Up Close and Personal in Nigeria’s Election

KANO, Nigeria–Given the monumental crises ongoing in North and West Africa, it is possible that this month’s parliamentary, presidential, and state governor elections in Nigeria may pass by without a great deal of international attention and media coverage. Regardless of how much outsiders are watching these races, however, within the country, the significance of the vote is lost on no one.

In Africa’s most populous region and its economic giant, the majority of people struggle to get by in large part because they do not enjoy the basic rights of citizenship. To cite a starkly obvious and ironic example in the continent’s largest oil and gas producing nation: most citizens do not have reliable electricity in their homes or the income to afford fuel for their generators for the aforementioned reason.

Many Nigerians I’ve met are under no illusions about the extremely corrupt and dysfunctional nature of their government, but nonetheless, the 2011 elections are viewed as a chance for the country to change course. For the civil society activists, professors, and youth leaders I’ve met over the past week in several Nigerian cities, this vote truly seems to be about two newly popularized electoral buzzwords: hope and change.

Nigeria’s three-stage vote got off to a foreboding start last Saturday when the electoral commission announced a two-day delay of the polls after the parliamentary elections were already underway across the country. Many voters were angered as they experienced firsthand the serious logistical challenges hampering the polling process across the country. Local newspapers argued that the public should have been informed of the issues that prevented ballot papers from arriving on time to many stations before they turned out en masse on Saturday morning. To add to the apparent logistical chaos, on Sunday, the commission announced another late-breaking further delay of polling, pushing the entire process back by a week.

These hiccups may have somewhat soured international and local expectations that these elections could be a turning point for the nation. Multiple fraudulent elections over the past decade have indicated the dire state of democracy in Nigeria, to the chagrin of many Nigerians. “The 2007 elections, we cannot even use that word to describe what that was,” scoffed a taxi driver in the northern city of Kano when I asked him to compare the last elections held in his country  to how this year’s process was shaping up.

The logistical hiccups have largely not put a damper on the enthusiasm of Nigerians eager to participate in this year’s vote. Many believe that under the credible and competent leadership of Professor Attahiru Jega, the Nigerian electoral commission may be capable of pulling off a vote that could represent the will of the people and serve as a legitimate means of determining the will of the people and their political preferences.

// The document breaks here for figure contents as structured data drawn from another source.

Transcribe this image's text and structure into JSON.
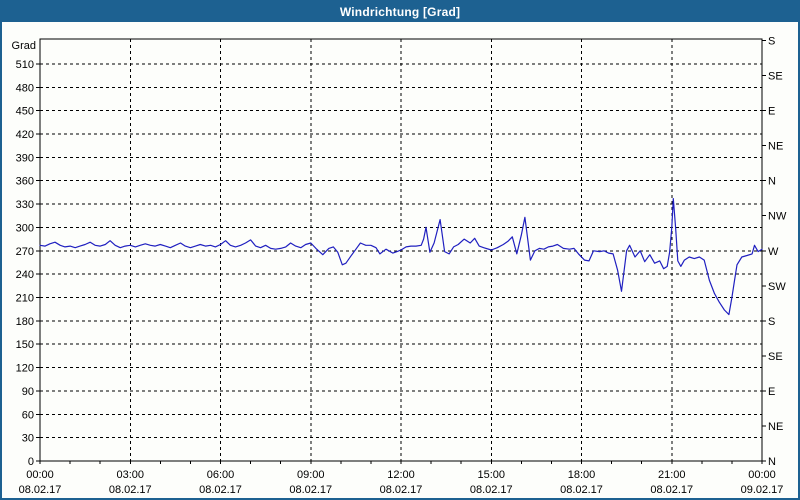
{
  "window": {
    "title": "Windrichtung [Grad]"
  },
  "colors": {
    "titlebar_bg": "#1d6191",
    "titlebar_text": "#ffffff",
    "window_border": "#1d6191",
    "plot_bg": "#fdfefb",
    "line": "#2020c0",
    "grid": "#000000",
    "text": "#000000"
  },
  "chart_data": {
    "type": "line",
    "title": "Windrichtung [Grad]",
    "y_axis_title": "Grad",
    "grid": true,
    "ylim": [
      0,
      542
    ],
    "xlim_hours": [
      0,
      24
    ],
    "y_left_ticks": [
      0,
      30,
      60,
      90,
      120,
      150,
      180,
      210,
      240,
      270,
      300,
      330,
      360,
      390,
      420,
      450,
      480,
      510
    ],
    "y_right_ticks": [
      {
        "value": 0,
        "label": "N"
      },
      {
        "value": 45,
        "label": "NE"
      },
      {
        "value": 90,
        "label": "E"
      },
      {
        "value": 135,
        "label": "SE"
      },
      {
        "value": 180,
        "label": "S"
      },
      {
        "value": 225,
        "label": "SW"
      },
      {
        "value": 270,
        "label": "W"
      },
      {
        "value": 315,
        "label": "NW"
      },
      {
        "value": 360,
        "label": "N"
      },
      {
        "value": 405,
        "label": "NE"
      },
      {
        "value": 450,
        "label": "E"
      },
      {
        "value": 495,
        "label": "SE"
      },
      {
        "value": 540,
        "label": "S"
      }
    ],
    "x_ticks": [
      {
        "hour": 0,
        "time": "00:00",
        "date": "08.02.17"
      },
      {
        "hour": 3,
        "time": "03:00",
        "date": "08.02.17"
      },
      {
        "hour": 6,
        "time": "06:00",
        "date": "08.02.17"
      },
      {
        "hour": 9,
        "time": "09:00",
        "date": "08.02.17"
      },
      {
        "hour": 12,
        "time": "12:00",
        "date": "08.02.17"
      },
      {
        "hour": 15,
        "time": "15:00",
        "date": "08.02.17"
      },
      {
        "hour": 18,
        "time": "18:00",
        "date": "08.02.17"
      },
      {
        "hour": 21,
        "time": "21:00",
        "date": "08.02.17"
      },
      {
        "hour": 24,
        "time": "00:00",
        "date": "09.02.17"
      }
    ],
    "series": [
      {
        "name": "Windrichtung",
        "color": "#2020c0",
        "points": [
          [
            0,
            277
          ],
          [
            0.17,
            276
          ],
          [
            0.33,
            279
          ],
          [
            0.5,
            281
          ],
          [
            0.67,
            277
          ],
          [
            0.83,
            275
          ],
          [
            1,
            276
          ],
          [
            1.17,
            274
          ],
          [
            1.33,
            276
          ],
          [
            1.5,
            278
          ],
          [
            1.67,
            281
          ],
          [
            1.83,
            277
          ],
          [
            2,
            276
          ],
          [
            2.17,
            278
          ],
          [
            2.33,
            283
          ],
          [
            2.5,
            277
          ],
          [
            2.67,
            274
          ],
          [
            2.83,
            276
          ],
          [
            3,
            277
          ],
          [
            3.17,
            275
          ],
          [
            3.33,
            277
          ],
          [
            3.5,
            279
          ],
          [
            3.67,
            277
          ],
          [
            3.83,
            276
          ],
          [
            4,
            278
          ],
          [
            4.17,
            276
          ],
          [
            4.33,
            274
          ],
          [
            4.5,
            277
          ],
          [
            4.67,
            280
          ],
          [
            4.83,
            276
          ],
          [
            5,
            274
          ],
          [
            5.17,
            276
          ],
          [
            5.33,
            278
          ],
          [
            5.5,
            276
          ],
          [
            5.67,
            277
          ],
          [
            5.83,
            275
          ],
          [
            6,
            278
          ],
          [
            6.17,
            283
          ],
          [
            6.33,
            277
          ],
          [
            6.5,
            275
          ],
          [
            6.67,
            277
          ],
          [
            6.83,
            280
          ],
          [
            7,
            284
          ],
          [
            7.17,
            276
          ],
          [
            7.33,
            274
          ],
          [
            7.5,
            277
          ],
          [
            7.67,
            273
          ],
          [
            7.83,
            272
          ],
          [
            8,
            273
          ],
          [
            8.17,
            275
          ],
          [
            8.33,
            280
          ],
          [
            8.5,
            276
          ],
          [
            8.67,
            274
          ],
          [
            8.83,
            278
          ],
          [
            9,
            280
          ],
          [
            9.17,
            273
          ],
          [
            9.4,
            265
          ],
          [
            9.6,
            273
          ],
          [
            9.75,
            275
          ],
          [
            9.9,
            268
          ],
          [
            10.05,
            252
          ],
          [
            10.17,
            254
          ],
          [
            10.33,
            263
          ],
          [
            10.5,
            272
          ],
          [
            10.65,
            280
          ],
          [
            10.83,
            277
          ],
          [
            11,
            277
          ],
          [
            11.17,
            274
          ],
          [
            11.3,
            266
          ],
          [
            11.5,
            272
          ],
          [
            11.73,
            267
          ],
          [
            11.87,
            269
          ],
          [
            12,
            271
          ],
          [
            12.17,
            275
          ],
          [
            12.33,
            276
          ],
          [
            12.5,
            276
          ],
          [
            12.67,
            277
          ],
          [
            12.75,
            285
          ],
          [
            12.83,
            300
          ],
          [
            12.96,
            268
          ],
          [
            13.1,
            280
          ],
          [
            13.3,
            310
          ],
          [
            13.45,
            269
          ],
          [
            13.6,
            266
          ],
          [
            13.75,
            275
          ],
          [
            13.9,
            278
          ],
          [
            14.1,
            285
          ],
          [
            14.3,
            280
          ],
          [
            14.45,
            286
          ],
          [
            14.6,
            276
          ],
          [
            14.75,
            274
          ],
          [
            15,
            271
          ],
          [
            15.2,
            274
          ],
          [
            15.4,
            278
          ],
          [
            15.55,
            282
          ],
          [
            15.7,
            288
          ],
          [
            15.85,
            266
          ],
          [
            16,
            290
          ],
          [
            16.12,
            313
          ],
          [
            16.3,
            258
          ],
          [
            16.45,
            270
          ],
          [
            16.6,
            273
          ],
          [
            16.75,
            272
          ],
          [
            16.9,
            275
          ],
          [
            17.05,
            276
          ],
          [
            17.2,
            278
          ],
          [
            17.4,
            273
          ],
          [
            17.6,
            272
          ],
          [
            17.75,
            273
          ],
          [
            17.9,
            266
          ],
          [
            18.1,
            258
          ],
          [
            18.25,
            257
          ],
          [
            18.4,
            270
          ],
          [
            18.6,
            269
          ],
          [
            18.75,
            270
          ],
          [
            18.9,
            267
          ],
          [
            19.05,
            266
          ],
          [
            19.2,
            245
          ],
          [
            19.33,
            218
          ],
          [
            19.5,
            270
          ],
          [
            19.6,
            277
          ],
          [
            19.78,
            262
          ],
          [
            19.95,
            270
          ],
          [
            20.1,
            256
          ],
          [
            20.27,
            265
          ],
          [
            20.43,
            254
          ],
          [
            20.6,
            257
          ],
          [
            20.73,
            247
          ],
          [
            20.85,
            250
          ],
          [
            20.93,
            268
          ],
          [
            21,
            300
          ],
          [
            21.05,
            337
          ],
          [
            21.13,
            298
          ],
          [
            21.2,
            257
          ],
          [
            21.3,
            250
          ],
          [
            21.42,
            258
          ],
          [
            21.58,
            262
          ],
          [
            21.75,
            260
          ],
          [
            21.92,
            262
          ],
          [
            22.08,
            258
          ],
          [
            22.25,
            232
          ],
          [
            22.42,
            215
          ],
          [
            22.58,
            204
          ],
          [
            22.75,
            194
          ],
          [
            22.9,
            188
          ],
          [
            23,
            210
          ],
          [
            23.08,
            230
          ],
          [
            23.17,
            252
          ],
          [
            23.33,
            262
          ],
          [
            23.5,
            264
          ],
          [
            23.67,
            266
          ],
          [
            23.75,
            277
          ],
          [
            23.87,
            269
          ],
          [
            24,
            272
          ]
        ]
      }
    ]
  }
}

This would be a novel experience indeed. Nigeria’s transition from military to civilian rule, which began in 1999, has provided little space for the optimism in democracy and political rights that seem to be inspiring many Nigerians to turn out to cast their votes this time. Nasir Abbas, who heads a civil society group called the Civil Rights Congress in the northern Nigerian city of Kaduna, told me today that Nigerian citizens have enjoyed very few of the typical dividends of the civilian, democratic rule they expected after the demise of military dictatorship in their country 12 years ago.

Aside from increased press freedom, Abbas explained, it is hard to point to anything related to basic service delivery or citizen rights that has changed for the better since 1999. The number of functioning (and not hopelessly corrupt) institutions including hospitals and schools, for instance, has no doubt decreased since the end of military rule. Abbas and others I have interviewed in the past week repeated the same refrain: the Nigerian political leadership has, over the past decade, driven the country into the ground–to the extent that the citizens of Africa’s most robust economy feel compelled to leave the country (if they have the means) to seek quality health care and education, among other services.

Whether or not the 2011 elections in Nigeria will in fact be the turning point that many Nigerians are hoping for remains to be seen. But Nigerians themselves know that the polls are a watershed, perhaps even make-or-break moment. Oladayo Olaide of the Open Society Institute’s Nigerian program told me that “if Nigeria gets it wrong this time,” the consequences within the country and across the continent will be felt for years to come. Even if the rest of the world doesn’t have their eyes on Nigeria right now, the Nigerian electorate itself is aware of the impact their votes could have–if their leaders don’t once again prevent free and fair polls from taking place.